I wonder what the harmonic Trem will be that BuGG brews up... is that the upcoming Tremulus Lune?


----------



## phi1 (Feb 20, 2020)

cooder said:


> Nice and clean.  I do love me some tremolo... my favourite so far are the harmonic trems (Drolo's Twin Peaks and John / MidfairwayCardinal Tremolo).
> I wonder what the harmonic Trem will be that BuGG brews up... is that the upcoming Tremulus Lune?
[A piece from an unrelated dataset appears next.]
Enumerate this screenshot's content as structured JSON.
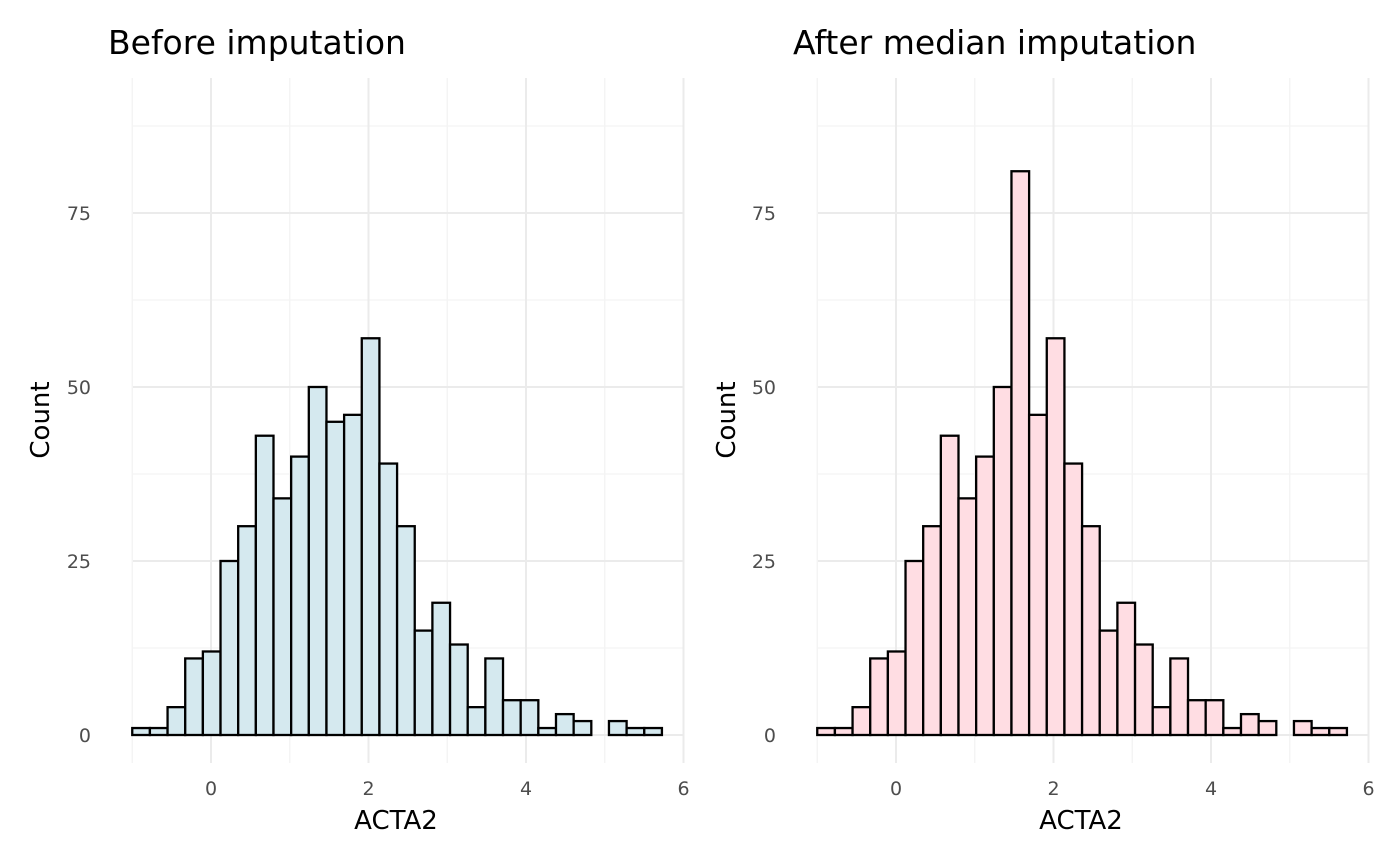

The tremulous lune is a diy project on the web  that has more controls, but is not harmonic. Check out the aion Luna for more info. The shoot the moon is another diy project on the web, which is a slightly scaled back and tweaked version of the tremulus lune. So pedalpcb must have something else in the works for the harmonic trem he teased.


----------



## cooder (Feb 21, 2020)

phi1 said:


> The tremulous lune is a diy project on the web  that has more controls, but is not harmonic. Check out the aion Luna for more info. The shoot the moon is another diy project on the web, which is a slightly scaled back and tweaked version of the tremulus lune. So pedalpcb must have something else in the works for the harmonic trem he teased.


Awesome thanks for the explanation! Yes I wonder which harmonic trem is coming then... giddy..


----------